The Inter-American Development Bank is ramping up its efforts to ensure that infrastructure projects that are needed to help fill a long term investment shortfall attract funding from the financial markets.

The development bank is examining a number of projects that could benefit from a process known as credit enhancement where the bank provides finance that raises the credit rating of the project to attract private investors.

“The bank has the instrument and is discussing several projects to be able to provide a solution for potential capital market transactions,” Jean-Marc Aboussouan, chief of the infrastructure division in the IADB’s structured and corporate finance department told Emerging Markets.

He said the bank was looking both at traditional credit enhancement as well as more novel techniques aimed at reducing the construction risk at the early stage of a project that can put off investors

“We are looking very closely at the construction risk because generally bondholders do not like to take construction risk so we can step in and provide some structuring so we eliminate or reduce construction risk so capital markets can invest.”

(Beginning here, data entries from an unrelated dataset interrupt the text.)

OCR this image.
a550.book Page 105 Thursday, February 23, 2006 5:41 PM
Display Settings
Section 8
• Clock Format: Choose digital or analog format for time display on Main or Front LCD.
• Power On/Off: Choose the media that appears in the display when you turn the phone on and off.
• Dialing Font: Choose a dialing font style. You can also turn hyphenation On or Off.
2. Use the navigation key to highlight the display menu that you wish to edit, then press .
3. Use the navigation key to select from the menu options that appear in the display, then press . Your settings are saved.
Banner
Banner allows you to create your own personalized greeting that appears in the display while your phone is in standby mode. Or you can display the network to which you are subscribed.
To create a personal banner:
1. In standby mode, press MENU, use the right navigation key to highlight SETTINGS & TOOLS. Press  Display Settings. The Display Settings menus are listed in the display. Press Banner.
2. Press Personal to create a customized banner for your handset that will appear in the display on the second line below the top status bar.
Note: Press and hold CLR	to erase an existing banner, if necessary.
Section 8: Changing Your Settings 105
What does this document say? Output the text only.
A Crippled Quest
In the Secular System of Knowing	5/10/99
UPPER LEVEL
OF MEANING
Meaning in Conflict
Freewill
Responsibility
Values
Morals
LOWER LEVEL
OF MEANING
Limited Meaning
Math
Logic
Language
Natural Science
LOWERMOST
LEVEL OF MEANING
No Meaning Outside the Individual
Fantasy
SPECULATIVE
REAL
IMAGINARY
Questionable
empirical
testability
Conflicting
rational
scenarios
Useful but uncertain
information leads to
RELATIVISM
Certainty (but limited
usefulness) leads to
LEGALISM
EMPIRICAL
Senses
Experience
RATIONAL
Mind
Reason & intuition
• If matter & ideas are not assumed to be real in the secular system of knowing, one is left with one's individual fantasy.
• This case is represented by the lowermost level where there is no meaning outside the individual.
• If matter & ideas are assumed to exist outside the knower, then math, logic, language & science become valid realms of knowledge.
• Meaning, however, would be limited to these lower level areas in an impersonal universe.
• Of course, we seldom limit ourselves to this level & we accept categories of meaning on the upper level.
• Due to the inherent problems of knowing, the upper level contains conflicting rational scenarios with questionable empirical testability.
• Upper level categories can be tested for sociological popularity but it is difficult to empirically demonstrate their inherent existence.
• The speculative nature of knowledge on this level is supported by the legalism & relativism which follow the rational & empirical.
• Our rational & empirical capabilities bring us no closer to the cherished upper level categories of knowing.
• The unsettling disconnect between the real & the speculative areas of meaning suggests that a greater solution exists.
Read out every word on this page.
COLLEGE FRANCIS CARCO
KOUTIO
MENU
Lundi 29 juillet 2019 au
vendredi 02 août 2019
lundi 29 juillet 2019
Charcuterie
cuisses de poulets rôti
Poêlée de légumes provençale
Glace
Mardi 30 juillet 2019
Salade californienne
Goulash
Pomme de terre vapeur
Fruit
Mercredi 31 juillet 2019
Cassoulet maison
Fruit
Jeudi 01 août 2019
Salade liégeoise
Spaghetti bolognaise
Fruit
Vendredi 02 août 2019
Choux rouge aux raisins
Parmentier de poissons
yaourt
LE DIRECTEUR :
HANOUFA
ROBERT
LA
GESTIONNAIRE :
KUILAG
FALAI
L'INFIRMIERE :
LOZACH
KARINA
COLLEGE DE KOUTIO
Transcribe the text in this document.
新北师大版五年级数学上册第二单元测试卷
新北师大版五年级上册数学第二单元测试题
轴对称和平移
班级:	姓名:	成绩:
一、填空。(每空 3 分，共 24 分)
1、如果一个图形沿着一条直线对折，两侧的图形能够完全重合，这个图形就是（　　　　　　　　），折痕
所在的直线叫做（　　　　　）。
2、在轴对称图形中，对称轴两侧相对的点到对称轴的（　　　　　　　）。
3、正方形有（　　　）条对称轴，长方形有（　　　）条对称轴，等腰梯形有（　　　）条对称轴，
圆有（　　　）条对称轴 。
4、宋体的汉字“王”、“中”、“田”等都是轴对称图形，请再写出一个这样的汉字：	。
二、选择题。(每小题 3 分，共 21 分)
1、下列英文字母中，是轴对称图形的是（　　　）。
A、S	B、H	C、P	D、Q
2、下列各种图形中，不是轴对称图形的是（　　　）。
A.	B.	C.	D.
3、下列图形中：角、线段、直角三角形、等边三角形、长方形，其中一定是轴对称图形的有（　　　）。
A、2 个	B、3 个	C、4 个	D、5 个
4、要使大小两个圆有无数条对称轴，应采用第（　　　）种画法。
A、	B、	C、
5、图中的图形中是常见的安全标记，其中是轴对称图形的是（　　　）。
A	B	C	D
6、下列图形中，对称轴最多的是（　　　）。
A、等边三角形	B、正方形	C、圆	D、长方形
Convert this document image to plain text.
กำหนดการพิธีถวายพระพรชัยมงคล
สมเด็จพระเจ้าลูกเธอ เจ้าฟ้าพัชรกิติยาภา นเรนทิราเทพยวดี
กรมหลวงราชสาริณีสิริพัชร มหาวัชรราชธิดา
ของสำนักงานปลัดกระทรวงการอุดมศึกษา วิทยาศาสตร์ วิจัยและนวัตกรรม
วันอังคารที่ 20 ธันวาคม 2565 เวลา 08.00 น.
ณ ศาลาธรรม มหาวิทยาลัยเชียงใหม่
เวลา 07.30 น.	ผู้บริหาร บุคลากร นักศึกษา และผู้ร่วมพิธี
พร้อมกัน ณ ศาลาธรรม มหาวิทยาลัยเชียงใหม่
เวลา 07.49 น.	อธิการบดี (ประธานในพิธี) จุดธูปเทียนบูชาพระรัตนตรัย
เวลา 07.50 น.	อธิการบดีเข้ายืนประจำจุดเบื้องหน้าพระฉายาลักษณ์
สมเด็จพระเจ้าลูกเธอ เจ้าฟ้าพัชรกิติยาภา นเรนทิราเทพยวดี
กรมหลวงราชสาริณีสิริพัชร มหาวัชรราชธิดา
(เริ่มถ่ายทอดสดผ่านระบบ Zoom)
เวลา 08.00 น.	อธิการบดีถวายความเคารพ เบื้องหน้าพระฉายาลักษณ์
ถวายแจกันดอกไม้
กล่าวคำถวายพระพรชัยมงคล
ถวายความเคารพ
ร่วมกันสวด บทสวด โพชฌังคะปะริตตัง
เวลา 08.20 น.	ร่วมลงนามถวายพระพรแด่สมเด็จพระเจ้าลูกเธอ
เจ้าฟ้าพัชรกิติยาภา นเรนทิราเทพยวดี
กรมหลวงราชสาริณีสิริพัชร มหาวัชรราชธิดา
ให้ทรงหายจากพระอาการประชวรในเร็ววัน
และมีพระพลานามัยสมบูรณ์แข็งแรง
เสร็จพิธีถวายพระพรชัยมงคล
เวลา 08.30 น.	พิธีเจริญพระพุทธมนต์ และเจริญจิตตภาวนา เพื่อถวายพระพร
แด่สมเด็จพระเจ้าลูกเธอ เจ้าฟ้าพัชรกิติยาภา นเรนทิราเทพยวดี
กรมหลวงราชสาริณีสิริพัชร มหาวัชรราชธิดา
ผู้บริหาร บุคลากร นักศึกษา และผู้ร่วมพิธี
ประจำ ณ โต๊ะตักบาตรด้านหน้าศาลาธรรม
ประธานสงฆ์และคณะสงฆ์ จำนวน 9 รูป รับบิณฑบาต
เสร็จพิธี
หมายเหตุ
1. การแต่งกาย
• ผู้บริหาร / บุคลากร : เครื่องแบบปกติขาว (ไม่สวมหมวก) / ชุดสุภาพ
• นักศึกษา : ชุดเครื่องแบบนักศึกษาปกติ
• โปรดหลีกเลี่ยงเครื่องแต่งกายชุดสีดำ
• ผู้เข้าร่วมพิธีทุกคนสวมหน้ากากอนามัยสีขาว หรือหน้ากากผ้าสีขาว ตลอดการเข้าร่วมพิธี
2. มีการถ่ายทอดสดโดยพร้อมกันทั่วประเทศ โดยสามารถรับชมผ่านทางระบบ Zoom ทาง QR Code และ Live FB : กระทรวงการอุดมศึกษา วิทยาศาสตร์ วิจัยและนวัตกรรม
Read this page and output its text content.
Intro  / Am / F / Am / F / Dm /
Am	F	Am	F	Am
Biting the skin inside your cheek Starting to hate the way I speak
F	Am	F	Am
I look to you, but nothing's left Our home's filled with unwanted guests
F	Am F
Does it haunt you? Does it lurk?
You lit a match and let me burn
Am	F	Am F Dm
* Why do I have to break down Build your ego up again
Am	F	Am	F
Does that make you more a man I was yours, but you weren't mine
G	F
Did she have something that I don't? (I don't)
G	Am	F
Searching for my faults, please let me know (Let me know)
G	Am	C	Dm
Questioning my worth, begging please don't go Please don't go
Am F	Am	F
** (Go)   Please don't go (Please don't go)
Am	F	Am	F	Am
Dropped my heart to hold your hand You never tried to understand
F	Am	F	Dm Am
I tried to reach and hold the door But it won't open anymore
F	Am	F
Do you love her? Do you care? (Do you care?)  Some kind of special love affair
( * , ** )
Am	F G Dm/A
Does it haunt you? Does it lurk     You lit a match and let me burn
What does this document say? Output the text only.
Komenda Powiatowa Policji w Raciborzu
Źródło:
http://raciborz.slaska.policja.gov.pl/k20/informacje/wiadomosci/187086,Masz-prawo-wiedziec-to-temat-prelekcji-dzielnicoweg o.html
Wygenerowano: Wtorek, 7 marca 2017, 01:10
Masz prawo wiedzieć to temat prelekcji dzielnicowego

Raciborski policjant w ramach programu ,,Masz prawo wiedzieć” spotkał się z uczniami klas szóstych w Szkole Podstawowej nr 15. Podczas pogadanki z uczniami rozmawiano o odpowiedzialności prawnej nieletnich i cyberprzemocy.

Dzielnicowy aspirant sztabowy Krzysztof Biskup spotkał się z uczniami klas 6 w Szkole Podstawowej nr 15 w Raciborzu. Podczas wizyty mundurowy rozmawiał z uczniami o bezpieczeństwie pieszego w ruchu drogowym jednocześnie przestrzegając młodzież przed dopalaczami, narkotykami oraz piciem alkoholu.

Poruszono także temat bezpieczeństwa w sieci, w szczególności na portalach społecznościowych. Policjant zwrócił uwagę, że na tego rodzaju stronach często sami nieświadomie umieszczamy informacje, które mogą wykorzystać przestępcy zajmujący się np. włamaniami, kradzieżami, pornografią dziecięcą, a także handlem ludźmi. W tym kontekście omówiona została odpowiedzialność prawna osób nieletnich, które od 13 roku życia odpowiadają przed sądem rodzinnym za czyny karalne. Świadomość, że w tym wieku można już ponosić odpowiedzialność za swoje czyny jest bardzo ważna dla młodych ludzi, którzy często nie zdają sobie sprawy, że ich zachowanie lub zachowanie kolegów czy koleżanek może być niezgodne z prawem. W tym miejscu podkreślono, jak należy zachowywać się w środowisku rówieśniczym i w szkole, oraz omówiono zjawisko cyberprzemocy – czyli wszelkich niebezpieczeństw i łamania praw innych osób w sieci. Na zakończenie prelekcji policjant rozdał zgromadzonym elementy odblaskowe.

Latin America has a huge shortfall in infrastructure investment that has built up over the last three decades. The IADB has estimated a need of $250bn of investment a year for the next few years.

The region was hit by the drought of finance in the immediate aftermath of the global financial crisis. The implementation of Basel III has imposed higher capital reserve requirements and liquidity ratios has reduced the amount of bank lending.

“There is clearly a retraction in the potential coming from the banking market to

support projects,” Aboussouan said. “We bridge the gap with credit enhancement so that a transaction that cannot access the market becomes interesting and viable.”

Latin American governments have embarked on reforms aimed at attracting private capital. A large majority of South American countries has passed legislation to establish frameworks for public private partnerships (PPP) to attract private capital.

Brazil has unveiled a $250bn programme of investments in road, rail and air transport and has launched a global investor roadshow to drum up support. Urguay, Mexico, Panama, Colombia and Brazil have said infrastructure is a critical priority.

“Some of the governments have been very ambitious in promoting a vision on infrastructure,” said Alex Wong, head of the centre for global industries at the World Economic Forum. “Latin America could be very interesting for investors because it has not got as much attention as Africa.”

However, Andrew Davison, a senior vice president at Moody’s pointed out that the funding of infrastructure projects in Brazil had been dominated by BNDES, the national development bank, which was now facing increasing budgetary pressures. “The Brazilian government is keen to stimulate private sources of financing,” he said.

Aboussouan said another positive sign was the re-opening of the private placement market, the sale of securities to a relatively small number of select investors.

He pointed to Reventazón, a large hydroelectric plant in Costa Rica, which had been funded in part with $135m from US private investors while the IADB has provided a $200m loan.

“Those investors provide long term financing that are key for infrastructure projects,” he said. “The need is to start tapping the capital markets and the large amount of funds available locally and from international investors.”